Blizzard Entertainment CEO Mike Morhaime said Wednesday that it has launched a world championship series Wednesday for its strategy game StarCraft II.
“We are here today to announce a massive partnership that unifies StarCraft II and eSports under one global system, reducing schedule conflicts of major international events and creating a global ranking system that will allow us to determine who the top players in the world are at any point of time,” said Morhaime at a media event for StarCraft II World Championship Series (WCS) at InterContinental Seoul COEX, Seoul.
“The growth of the ecosystem has accelerated for the past couple of years, all of us (Blizzard and partners) felt that it was important to work collaboratively to adapt to the changing environment,” he added.
From now on the disparate eSports, or electronics sports, leagues played in Korea, Europe and U.S. will come under the new system, said the CEO.
“We strongly believe that the launch of WCS will be a catalyst for the growth of eSports,” said Jeon Byung-heon, chairman of Korea eSports Association (KeSPA), also at the event.
The chairman said KeSPA plans to fund amateur tournaments together with Blizzard. Each region will run 3 seasons, and five top ranking players from each region will compete in a global, grand final at BlizzCon, a popular game show organized by Blizzard this November in California. Starting next year, there will be 4 seasons, one per quarter.
All matches worldwide will be broadcast by onGamenet and Gom TV. A new global ranking will also be launched allowing fans to access player information.
Major League Gaming will run the leagues in the U.S. and Turtle Entertainment in Europe. Players can also take part in leagues in different regions where they are not based. “It will be a positive impact on the rest of the world, some amount of Koreans competing in North America and Europe will increase the competitive bar,” said Morhaime.
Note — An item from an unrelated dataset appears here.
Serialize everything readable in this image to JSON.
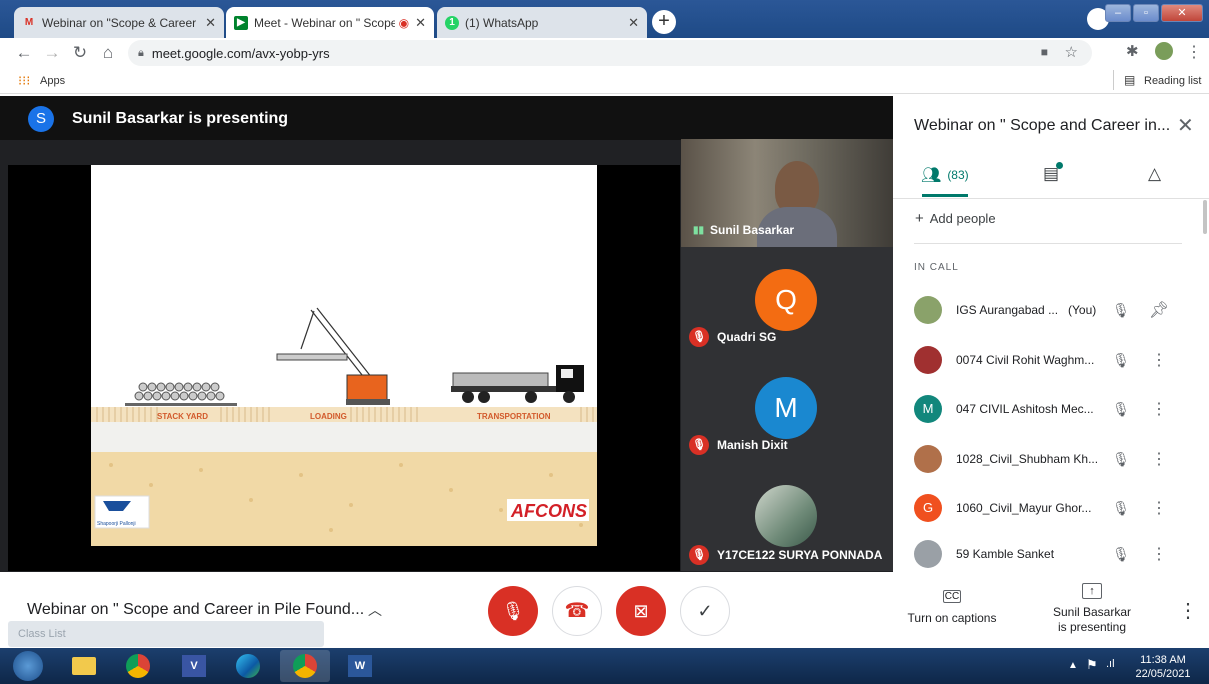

Players can also get “points” from no-WCS tournaments that will be reflected in their rankings for the championship. The CEO declined to comment on how these points will be measured but said it will be revealed soon.
On why China and Taiwan, where the popularity of eSports is rising fast, was excluded, Morhaime said the three regions chosen were “the most mature” and that the company was open to including other regions at a later date.
WCS is currently for individuals, but the CEO said it could run team leagues in the future. Blizzard released the first expansion pack to StarCraft II, Heart of the Swarm, last month worldwide to boost the offering’s popularity. The original game was launched in 2010.
The growth of eSports was significantly boosted by Korea’s active leagues and the popularity of the title’s predecessor StarCraft fifteen years ago. The game has rejuvenated gaming culture in PC bangs, or Internet cafes, and a strong professional league.
The popularity of Blizzard games, including the Warcraft and Diablo series, have made the U.S. company a household name with vast cultural influence here.
Game channel onGamenet was the first to organize a league for StarCraft. Though Korea is not the most lucrative market for game makers, the country’s competitive eSports league serves as an important barometer for them on where their game play evolves.